Le Grand Palais à Paris consacre une séduisante exposition à Haïti, réunissant des œuvres de la fin du XIXe siècle à aujourd’hui. Un autre regard sur la vie et l’histoire de l’île. Voici trois raisons pour lesquelles l’expo mérite un détour.

1 Dépasser les stéréotypes
Haïti, terre meurtrie. L’œuvre de Jean-Ulrick Désert, Constellations de la déesse, est là pour rappeler le terrible tremblement de terre de janvier 2010 et ses 230 000 morts : sept cents étoiles accrochées sur du velours rouge, et une croix qui se dégage. Mais l’exposition dépasse les drames. Elle veut lutter contre les poncifs. L’art naïf, s’il est bien présent, ne suffit pas à résumer la création haïtienne. De même que les traditions, les influences du culte vaudou, de la religion et de la franc-maçonnerie : si elles sont bien réelles (voir les statues en béton des rites rada, nago et petro), elles sont aussi dépassées.

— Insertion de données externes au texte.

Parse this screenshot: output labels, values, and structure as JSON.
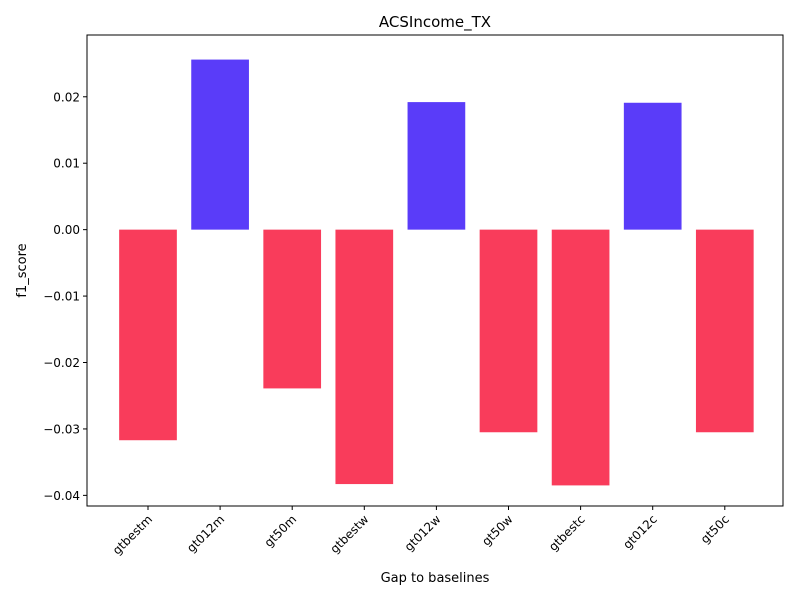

Les artistes se les approprient, les malaxent, comme avec ces poupées de Pierre Barra, entremêlées dans du tissu, des perles et du ruban.
2 Une immersion
Des scènes du quotidien évoquent une douceur de vivre : Le Baiser (Hector Hyppolite), La Balançoire (Manuel Mathieu)… Haïti, c’est aussi cela. Et une faculté à défier la mort. C’est Mon cercueil, de Préfète Duffaut : un cercueil en art naïf avec la mer, des bateaux en partance… Des couleurs qui explosent, aux quatre coins de l’exposition. On découvre aussi l’art du portrait, avec une galerie des présidents haïtiens, ainsi que celui de Toussaint Louverture, icône de la révolution haïtienne. Les œuvres de Jasmin Joseph, et ces officiels représentés en animaux, sont aussi là pour dénoncer et moquer la société haïtienne, hiérarchisée.
3 Créativité
Un bouillonnement et un dynamisme qui sautent aux yeux, la « récup » élevée au rang d’art, comme cette Vierge de Nasson, nichée dans une petite barque en bois et faite de petits objets métalliques. Il y a aussi ces portraits des dictateurs Duvalier, « Papa Doc » et « Baby Doc », réalisés avec des agrafes plantées dans du bois (Sasha Huber). Ici, l’art est un trompe-la-mort.
« Haïti », au Grand Palais, PARIS. jusqu’au 15 février de 10 h à 20 h (22 h le mercredi, fermé le mardi). Tarifs : 12 - 9 €.